The land of Tagore is suffering from a famine of conscience (vivek ka akaal) or else there would have been massive protests against the National Register of Citizens, journalist Ravish Kumar told a city audience on Saturday.
“Bengal was hit by a devastating famine in 1943 that killed lakhs.… The signals of another famine are visible. It is the famine of conscience. People are scouting for documents to jump into this famine. This famine is being brought about by a register called the National Register of Citizens,” Kumar said while delivering the Rituparno Ghosh Memorial Lecture 2019, organised by Pratyay Gender Trust.
The NRC, if it happens, will engineer a new Bengal, he said. “Once NRC happens, two persons who have known each other for decades will start looking at each other with suspicion unless their names are on the register.”
The National Register of Citizens has the names of all Indian citizens. Before being updated in Assam, only once before had an NRC been prepared, in 1951.
Kumar recollected how home minister Amit Shah assured members of all but one community when he sought to address the rising panic over NRC in Bengal.

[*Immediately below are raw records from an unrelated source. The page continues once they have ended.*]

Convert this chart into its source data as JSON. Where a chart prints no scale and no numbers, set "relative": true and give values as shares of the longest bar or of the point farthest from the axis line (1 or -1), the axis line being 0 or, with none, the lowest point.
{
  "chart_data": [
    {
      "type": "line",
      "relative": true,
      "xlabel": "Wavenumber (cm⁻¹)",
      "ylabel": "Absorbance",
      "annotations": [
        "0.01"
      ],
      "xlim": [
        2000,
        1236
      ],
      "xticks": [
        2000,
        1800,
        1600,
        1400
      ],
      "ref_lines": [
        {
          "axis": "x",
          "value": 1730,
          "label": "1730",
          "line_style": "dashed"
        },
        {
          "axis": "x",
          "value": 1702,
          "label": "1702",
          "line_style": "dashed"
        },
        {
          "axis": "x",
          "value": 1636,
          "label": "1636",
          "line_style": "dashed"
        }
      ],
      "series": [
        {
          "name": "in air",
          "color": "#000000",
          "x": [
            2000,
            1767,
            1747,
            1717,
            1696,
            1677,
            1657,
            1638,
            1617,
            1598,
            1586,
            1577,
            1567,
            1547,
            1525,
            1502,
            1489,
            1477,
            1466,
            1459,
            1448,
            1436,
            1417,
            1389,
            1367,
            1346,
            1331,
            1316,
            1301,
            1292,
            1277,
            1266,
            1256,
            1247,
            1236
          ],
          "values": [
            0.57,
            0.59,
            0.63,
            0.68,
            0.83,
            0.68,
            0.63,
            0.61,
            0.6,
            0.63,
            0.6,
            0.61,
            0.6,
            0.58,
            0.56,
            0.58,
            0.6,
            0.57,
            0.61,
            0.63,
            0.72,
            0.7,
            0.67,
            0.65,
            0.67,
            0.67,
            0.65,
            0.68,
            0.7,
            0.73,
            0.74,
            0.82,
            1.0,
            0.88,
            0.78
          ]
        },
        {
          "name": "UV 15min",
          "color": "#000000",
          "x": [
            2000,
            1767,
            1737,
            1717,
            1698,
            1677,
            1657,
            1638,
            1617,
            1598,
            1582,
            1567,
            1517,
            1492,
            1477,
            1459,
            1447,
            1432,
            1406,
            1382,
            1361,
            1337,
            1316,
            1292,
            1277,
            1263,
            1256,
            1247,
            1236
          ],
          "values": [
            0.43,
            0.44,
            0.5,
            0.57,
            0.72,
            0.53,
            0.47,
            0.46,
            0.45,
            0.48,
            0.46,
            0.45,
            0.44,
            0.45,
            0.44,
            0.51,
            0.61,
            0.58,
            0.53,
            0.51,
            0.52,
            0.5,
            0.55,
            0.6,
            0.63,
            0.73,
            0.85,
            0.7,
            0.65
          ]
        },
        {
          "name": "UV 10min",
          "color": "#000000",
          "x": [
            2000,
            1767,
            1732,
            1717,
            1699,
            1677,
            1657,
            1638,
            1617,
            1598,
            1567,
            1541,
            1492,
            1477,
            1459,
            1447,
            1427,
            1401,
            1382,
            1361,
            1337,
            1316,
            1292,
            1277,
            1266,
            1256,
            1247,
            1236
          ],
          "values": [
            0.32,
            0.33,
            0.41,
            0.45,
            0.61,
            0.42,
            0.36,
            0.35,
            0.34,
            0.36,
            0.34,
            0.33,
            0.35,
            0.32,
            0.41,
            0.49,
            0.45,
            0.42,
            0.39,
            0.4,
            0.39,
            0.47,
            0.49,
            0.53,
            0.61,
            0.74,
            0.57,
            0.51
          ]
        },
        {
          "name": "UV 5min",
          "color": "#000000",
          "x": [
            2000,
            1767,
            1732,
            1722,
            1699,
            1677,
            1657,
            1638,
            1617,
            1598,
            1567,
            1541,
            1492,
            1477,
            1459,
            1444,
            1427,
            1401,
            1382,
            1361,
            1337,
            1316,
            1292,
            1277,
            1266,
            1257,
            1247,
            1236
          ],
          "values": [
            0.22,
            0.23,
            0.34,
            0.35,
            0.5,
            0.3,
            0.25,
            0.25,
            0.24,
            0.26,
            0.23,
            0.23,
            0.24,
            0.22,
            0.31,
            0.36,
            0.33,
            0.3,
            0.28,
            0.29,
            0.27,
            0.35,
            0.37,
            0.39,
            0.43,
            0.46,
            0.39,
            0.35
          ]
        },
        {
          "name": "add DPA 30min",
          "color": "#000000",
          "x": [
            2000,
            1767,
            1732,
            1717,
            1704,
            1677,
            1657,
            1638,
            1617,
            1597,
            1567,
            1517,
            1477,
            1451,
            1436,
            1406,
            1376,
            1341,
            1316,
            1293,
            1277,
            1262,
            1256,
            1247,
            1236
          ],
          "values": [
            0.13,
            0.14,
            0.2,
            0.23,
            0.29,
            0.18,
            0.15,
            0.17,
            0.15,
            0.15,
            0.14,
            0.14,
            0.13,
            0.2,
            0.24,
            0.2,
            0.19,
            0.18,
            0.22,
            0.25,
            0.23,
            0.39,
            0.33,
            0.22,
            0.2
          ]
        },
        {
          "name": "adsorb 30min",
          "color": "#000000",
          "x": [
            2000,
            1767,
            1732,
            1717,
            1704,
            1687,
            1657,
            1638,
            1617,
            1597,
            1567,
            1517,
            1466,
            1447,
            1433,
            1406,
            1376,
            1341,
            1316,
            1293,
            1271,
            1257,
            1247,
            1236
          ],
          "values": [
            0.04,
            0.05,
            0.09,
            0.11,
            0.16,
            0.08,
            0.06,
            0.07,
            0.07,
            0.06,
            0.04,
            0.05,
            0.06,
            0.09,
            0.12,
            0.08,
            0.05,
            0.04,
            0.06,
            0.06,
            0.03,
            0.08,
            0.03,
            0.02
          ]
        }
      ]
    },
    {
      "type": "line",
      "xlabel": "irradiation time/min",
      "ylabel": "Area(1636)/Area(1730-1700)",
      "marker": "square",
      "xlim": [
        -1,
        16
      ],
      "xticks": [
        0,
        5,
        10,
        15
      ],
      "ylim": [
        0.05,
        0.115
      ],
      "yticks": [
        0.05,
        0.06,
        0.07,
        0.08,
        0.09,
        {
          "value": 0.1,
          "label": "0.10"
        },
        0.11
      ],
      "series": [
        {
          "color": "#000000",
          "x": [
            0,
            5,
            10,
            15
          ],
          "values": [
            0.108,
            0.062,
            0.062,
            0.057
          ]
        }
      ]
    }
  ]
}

“I assure all refugees — Hindu, Sikh, Jain, Buddhist and Christian — that the Government of India would not ask any one of them to leave the country,” Shah had said on October 1, on the eve of Mahatma Gandhi’s birth anniversary, at the Netaji Indoor Stadium.

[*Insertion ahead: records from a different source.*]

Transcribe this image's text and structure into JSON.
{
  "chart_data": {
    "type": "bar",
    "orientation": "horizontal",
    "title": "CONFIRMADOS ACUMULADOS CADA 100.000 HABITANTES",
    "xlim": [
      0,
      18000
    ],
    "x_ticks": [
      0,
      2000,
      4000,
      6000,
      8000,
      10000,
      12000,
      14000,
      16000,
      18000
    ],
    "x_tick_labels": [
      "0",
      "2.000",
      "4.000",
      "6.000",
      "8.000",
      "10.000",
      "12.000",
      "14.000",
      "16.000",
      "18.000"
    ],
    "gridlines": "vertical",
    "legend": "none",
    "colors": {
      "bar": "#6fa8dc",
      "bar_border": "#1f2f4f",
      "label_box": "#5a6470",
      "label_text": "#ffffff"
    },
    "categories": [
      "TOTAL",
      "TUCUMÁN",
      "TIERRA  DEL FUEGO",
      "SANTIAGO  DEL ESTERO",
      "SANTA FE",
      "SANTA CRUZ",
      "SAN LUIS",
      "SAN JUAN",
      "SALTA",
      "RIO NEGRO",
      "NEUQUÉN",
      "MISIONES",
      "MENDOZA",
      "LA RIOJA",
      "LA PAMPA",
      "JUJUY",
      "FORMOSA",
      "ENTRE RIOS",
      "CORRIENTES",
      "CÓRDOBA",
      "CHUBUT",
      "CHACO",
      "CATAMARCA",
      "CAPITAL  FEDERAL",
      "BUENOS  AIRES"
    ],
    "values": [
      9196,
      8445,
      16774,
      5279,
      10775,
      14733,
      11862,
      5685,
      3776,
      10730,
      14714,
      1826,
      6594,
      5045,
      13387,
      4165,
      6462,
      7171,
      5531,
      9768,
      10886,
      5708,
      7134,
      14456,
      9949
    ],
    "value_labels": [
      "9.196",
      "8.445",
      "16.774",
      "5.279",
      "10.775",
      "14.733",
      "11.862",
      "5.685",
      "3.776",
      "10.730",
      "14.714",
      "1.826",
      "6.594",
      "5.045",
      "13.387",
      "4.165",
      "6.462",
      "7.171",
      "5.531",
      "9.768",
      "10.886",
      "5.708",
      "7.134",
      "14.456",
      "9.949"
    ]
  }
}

“But you were silent. Nobody told him that he is not the home minister of India minus 15 crore Muslims,” Kumar told the audience. “Bengal is slipping from your hands. If you can’t see, then you don’t want to see. Get out, hit the streets and tell people that you want to know each other from the heart, not by their serial number on a register.”

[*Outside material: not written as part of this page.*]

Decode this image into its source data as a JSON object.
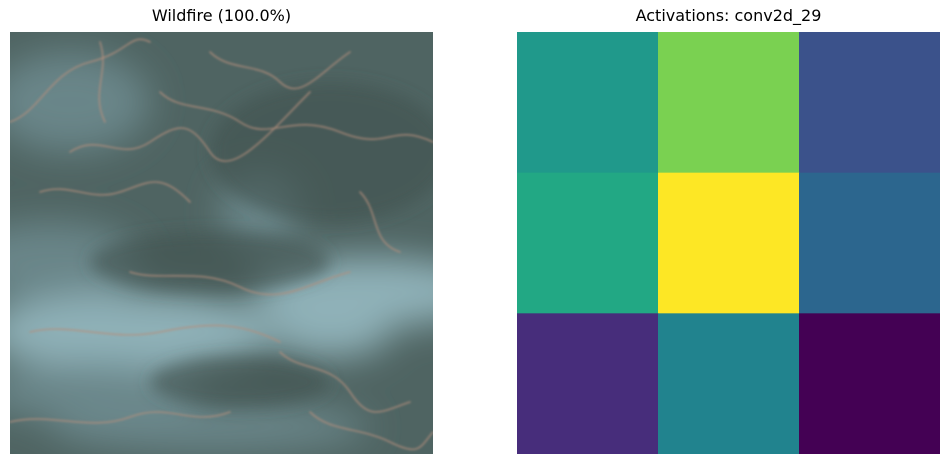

The programme, in its sixth edition, invites speakers from diverse backgrounds to celebrate the pluralism and diversity of the late filmmaker.
This was the first time Kumar was speaking at a public forum in Calcutta since receiving the Ramon Magsaysay Award for 2019. The auditorium of Basusree cinema near Kalighat was packed and Ravish Kumar was flooded with questions.
A beautiful rendition of a Kabir verse set the tone before Kumar took stage. “Hindu kehet hai Ram hamara, Musalman Rehmana. Apas mein dou lare martu hain, maram koi na jana (Hindus claim Ram, Muslims Rahman. The two fight, but nobody understands the essence).
There was a problem with the microphone as Kumar started to speak. Asking for another mic, Kumar quipped, tongue firmly in cheek: “If one fails, the other will keep working. Just like economy fails but politics goes on.”